Important functions of multibanking
It is no longer unusual to have several accounts. This is especially true for entrepreneurs. Centralising different accounts is therefore the most important function of multibanking. Multibanking enables consumers and entrepreneurs to keep track of their finances, to analyse expenses and, as a result, to make robust decisions.
For example, depending on the provider, it is possible to create financial reports across multiple accounts. An automatic balance reconciliation allows users to always access synchronised bank accounts, including foreign currencies. This ensures complete transparency.
What are the advantages of multibanking?
Multibanking offers consumers and entrepreneurs a clear interface to centrally manage all banking transactions in one place.
The advantages of multibanking can be summarised as follows:
- All accounts, including those from different banks at home and abroad, can be managed in a single place.
- Turnover is updated in real time, so you only need to access one dashboard to keep track of account activity and turnover.
- Not only banks, but also payment services such as Revolut, Wise, PayPal and Stripe can be integrated into the multibanking system.
- Security: Trustworthy providers have a secure server network and encrypt your data. If this is not the case, payments via multibanking should be avoided so that unauthorised users do not gain access to your account data.
How secure is multibanking?
The security of multibanking depends primarily on the providers. Therefore, consumers and businesses should carefully check security precautions and functions of individual providers.
For example, some providers allow transactions to be carried out via their interface. This might be risky, however, as unauthorised users may gain access to your account data. Users should therefore pay attention to the respective data protection guidelines when making their choice.
In addition, the server location is crucial. At Tresio, all data, including bank account information, is stored and processed exclusively on Swiss servers. This ensures a high level of security and anonymity.
Differences between multibanking and multi currency account
Multibanking is simple and makes it easier to keep track of your finances. Nevertheless, some functions may not be offered at all or only to a limited extent. Some banks make it as inconvenient as possible for their customers to use multibanking services from other providers. For example, interfaces may not work flawlessly or certain functions are not enabled for multibanking.
In addition, you still pay high fees for international payments and foreign currency bank accounts. Multibanking may make it easier to keep track, but it does not accelerate transfers nor does it reduce international payment fees.
If you do not have multiple local accounts or are interested in a more efficient and much cheaper international money transfer solution, a multi currency account might be a better option for your business.
With a multi currency account, it is possible to carry out transactions in different currencies on one user interface, including exotic currencies. Users who still use traditional banks for foreign currencies face increased costs and time, as well as having to maintain different foreign currency accounts with their own IBAN.
By using a multi currency account, entrepreneurs can cancel their foreign currency accounts and save a lot of time, costs and administrative effort.

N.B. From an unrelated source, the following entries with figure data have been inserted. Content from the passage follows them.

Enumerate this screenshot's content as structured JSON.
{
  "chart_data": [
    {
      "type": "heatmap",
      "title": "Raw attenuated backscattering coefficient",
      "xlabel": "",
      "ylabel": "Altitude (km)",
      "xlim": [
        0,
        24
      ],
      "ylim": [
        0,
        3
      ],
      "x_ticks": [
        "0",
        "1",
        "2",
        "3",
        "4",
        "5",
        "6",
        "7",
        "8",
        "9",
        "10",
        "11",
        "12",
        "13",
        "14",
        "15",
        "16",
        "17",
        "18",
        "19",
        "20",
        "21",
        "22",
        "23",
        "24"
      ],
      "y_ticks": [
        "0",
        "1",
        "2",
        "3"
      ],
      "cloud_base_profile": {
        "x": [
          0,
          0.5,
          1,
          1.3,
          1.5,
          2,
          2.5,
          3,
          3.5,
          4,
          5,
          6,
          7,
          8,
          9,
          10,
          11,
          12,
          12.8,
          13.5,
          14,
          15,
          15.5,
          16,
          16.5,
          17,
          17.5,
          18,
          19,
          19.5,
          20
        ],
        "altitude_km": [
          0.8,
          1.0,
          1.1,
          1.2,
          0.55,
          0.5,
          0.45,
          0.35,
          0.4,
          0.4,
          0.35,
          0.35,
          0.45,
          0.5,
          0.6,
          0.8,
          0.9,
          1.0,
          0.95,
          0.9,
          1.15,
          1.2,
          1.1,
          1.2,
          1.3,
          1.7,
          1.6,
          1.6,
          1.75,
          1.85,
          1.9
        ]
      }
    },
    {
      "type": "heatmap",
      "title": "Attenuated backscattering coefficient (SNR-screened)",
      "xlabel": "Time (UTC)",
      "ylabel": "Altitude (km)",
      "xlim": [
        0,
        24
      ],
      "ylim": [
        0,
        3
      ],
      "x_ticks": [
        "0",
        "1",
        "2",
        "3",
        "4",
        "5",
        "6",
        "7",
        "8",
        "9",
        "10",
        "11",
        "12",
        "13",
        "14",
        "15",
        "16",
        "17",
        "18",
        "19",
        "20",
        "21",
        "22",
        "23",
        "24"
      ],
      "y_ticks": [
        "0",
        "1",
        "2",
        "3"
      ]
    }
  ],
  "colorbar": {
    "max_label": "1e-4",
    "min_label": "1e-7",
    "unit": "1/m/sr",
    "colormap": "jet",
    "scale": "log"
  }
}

- Multibanking is primarily suitable for larger companies that already have various accounts at local banks and would like to manage them more efficiently and transparently
- A multi currency account is suitable for entrepreneurs who want to carry out transactions in different foreign currencies fast and at lower costs
Conclusion: Multibanking provides transparency, a multi currency account facilitates execution
Multibanking is the future of large companies. It is an extremely helpful means of obtaining a better overview of the entire financial flow. The prerequisite is that users have several accounts from different institutions. For transactions abroad, on the other hand, a multi currency account is the preferred solution to save time and money.